Micrometastases and survival in women with primary breast cancer
- Emily Banks
© Current Science Ltd 1999
Published: 1 December 1999
Keywordsmicro-metastases prognosis recurrence stage survival
Although the widely used tumour-nodes-metastasis (TNM) staging system is generally regarded as an effective prognostic index for breast cancer, the search continues for other factors that might accurately predict which patients are at a higher risk of disease recurrence, metastasis and death. These patients may be most likely to benefit from adjuvant therapy and sound prognostic factors are therefore of immediate clinical relevance. Previous studies have suggested that the presence or absence of bone marrow micrometastasis may provide important independent prognostic information regarding disease-free and overall survival with breast cancer.
This study describes the long-term follow-up of a group of women with primary breast cancer who had bone marrow aspirates taken at the time of initial surgery.
This study reiterates the importance of the traditional prognostic factors in predicting relapse-free and overall survival in women with primary breast cancer. With a median of 12.5 years of follow-up, data on bone marrow micrometastases did not provide any additional prognostic information once TNM stage had been taken into account.
From July 1981 to August 1986, 350 consecutive women with primary breast cancer were recruited from the breast units of three London Hospitals. Study participants ranged in age from 26 to 85 years, with a median age of 59 years. Each participant had bone marrow taken from eight sites prior to initial surgery. The eight marrow samples were pooled then examined immunocytochemically with antibody to epithelial membrane antigen (EMA). Adjuvant therapy was given to 141 patients: 95 patients received endocrine therapy and 35 received combination chemotherapy. Following surgery, patients were initially reviewed every 3 months and underwent clinical examination, blood tests (including liver function tests) and chest radiography. Bone scans were conducted every 6 months for 3 years, then annually thereafter. Most patients were discharged 5 years after surgery and follow-up continued through hospital records and contact with family physicians. All patients' records were flagged though the National Health Service Central Register for mortality status, and death certificates were reviewed for cause of death. Patients' relapse and survival was followed until January 1996. Seven women were lost to follow-up for recurrence status and two women were lost to follow-up for mortality. The association between micrometastases and various prognostic factors was investigated, as well as the effect of micrometastases on relapse-free and overall survival.
Bone marrow micrometastasis were present in 89 (25%) of the 350 women in the study.

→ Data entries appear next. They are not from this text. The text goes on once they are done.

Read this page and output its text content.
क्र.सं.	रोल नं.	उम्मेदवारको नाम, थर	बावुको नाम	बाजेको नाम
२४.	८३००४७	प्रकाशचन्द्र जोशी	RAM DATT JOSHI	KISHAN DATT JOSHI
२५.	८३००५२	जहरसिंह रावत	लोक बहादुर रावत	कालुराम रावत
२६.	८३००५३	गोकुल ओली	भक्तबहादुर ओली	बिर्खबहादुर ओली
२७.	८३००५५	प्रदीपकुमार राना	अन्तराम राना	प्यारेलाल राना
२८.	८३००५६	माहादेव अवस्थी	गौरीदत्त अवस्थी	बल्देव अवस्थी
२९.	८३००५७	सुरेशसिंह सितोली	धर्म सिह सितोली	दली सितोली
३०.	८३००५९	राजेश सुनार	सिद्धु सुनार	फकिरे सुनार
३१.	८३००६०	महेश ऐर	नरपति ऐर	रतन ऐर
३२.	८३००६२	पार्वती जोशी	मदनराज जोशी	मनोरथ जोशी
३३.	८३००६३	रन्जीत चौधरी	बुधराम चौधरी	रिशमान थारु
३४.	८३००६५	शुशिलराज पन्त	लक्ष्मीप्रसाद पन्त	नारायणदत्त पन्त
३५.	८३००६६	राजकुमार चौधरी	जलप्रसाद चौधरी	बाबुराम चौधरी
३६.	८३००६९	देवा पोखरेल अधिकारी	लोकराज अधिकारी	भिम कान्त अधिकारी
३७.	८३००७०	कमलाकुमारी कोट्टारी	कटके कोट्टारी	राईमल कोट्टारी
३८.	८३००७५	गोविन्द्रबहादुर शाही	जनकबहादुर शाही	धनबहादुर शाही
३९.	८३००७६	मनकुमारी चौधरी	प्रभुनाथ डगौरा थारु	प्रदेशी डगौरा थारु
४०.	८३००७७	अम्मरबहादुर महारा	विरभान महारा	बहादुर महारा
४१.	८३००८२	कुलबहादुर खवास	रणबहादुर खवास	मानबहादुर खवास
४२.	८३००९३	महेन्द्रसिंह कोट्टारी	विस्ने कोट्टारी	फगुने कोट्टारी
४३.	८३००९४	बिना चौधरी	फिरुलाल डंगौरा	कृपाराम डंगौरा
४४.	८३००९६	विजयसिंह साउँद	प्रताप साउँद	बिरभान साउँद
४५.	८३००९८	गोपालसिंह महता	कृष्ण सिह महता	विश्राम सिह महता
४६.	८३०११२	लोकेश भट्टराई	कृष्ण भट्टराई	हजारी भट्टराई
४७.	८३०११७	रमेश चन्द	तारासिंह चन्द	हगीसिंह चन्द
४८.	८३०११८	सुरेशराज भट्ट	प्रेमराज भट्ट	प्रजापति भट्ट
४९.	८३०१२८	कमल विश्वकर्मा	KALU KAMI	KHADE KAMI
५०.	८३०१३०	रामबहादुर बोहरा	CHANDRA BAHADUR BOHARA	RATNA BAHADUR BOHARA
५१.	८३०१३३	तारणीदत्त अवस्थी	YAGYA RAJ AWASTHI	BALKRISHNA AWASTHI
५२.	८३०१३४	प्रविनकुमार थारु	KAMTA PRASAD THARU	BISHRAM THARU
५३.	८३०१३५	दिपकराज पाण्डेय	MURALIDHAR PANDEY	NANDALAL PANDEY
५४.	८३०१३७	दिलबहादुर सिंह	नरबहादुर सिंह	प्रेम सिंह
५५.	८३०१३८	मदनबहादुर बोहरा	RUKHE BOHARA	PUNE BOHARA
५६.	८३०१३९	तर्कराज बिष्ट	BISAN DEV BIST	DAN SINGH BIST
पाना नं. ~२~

The presence of micrometastases was significantly associated with the adverse prognostic factors of increasing tumour size, presence of involved lymph nodes and vascular invasion. No association was seen with oestrogen receptor status or menopausal status. After a median follow-up of 12.5 years, 151 (43%) patients had metastatic disease and 136 (39%) had died from breast cancer. Crude 10-year relapse-free and overall survival were 43.9% (95% CI 33.4-54.7) and 44.9% (34.2-55.9) in women with micrometastases, compared to 62.7% (56.5-68.6) and 65.7% (59.4-71.5) in women without micrometastases at baseline (P < 0.001). However, once tumour size, lymph node status and vascular invasion were taken into account, the effect of micrometastases on relapse-free and overall survival was no longer significant, with adjusted hazard ratios of 1.09 (0.74-1.61) and 1.21 (0.84-1.75), respectively.
Although the presence of micrometastases at the time of initial surgery was associated with diminished relapse-free and overall survival, this prognostic relationship did not persist once tumour size, lymph node status and vascular invasion had been taken into account. This indicates that, in this dataset, micrometastatic status was not an independent predictor of recurrence or survival. This is in contrast to some previous studies with shorter follow-up (up to 36 months), which have found that micrometastases independently predicts outcome. It is possible that micrometastases may be a better predictor of relapse-free survival and overall survival in the years immediately after diagnosis but the importance may diminish over time. However, findings regarding the time dependency of the effect of micrometastases were non-significant in this study. The presence or absence of micrometastases at the time of surgery should not be used to guide the use of adjuvant therapy, as tumour size and lymph node status would be known in these women. Ascertainment of micrometastatic status using antibody to EMA is not necessarily the best method, and future work using techniques such as PCR or different monoclonal antibodies would be of interest.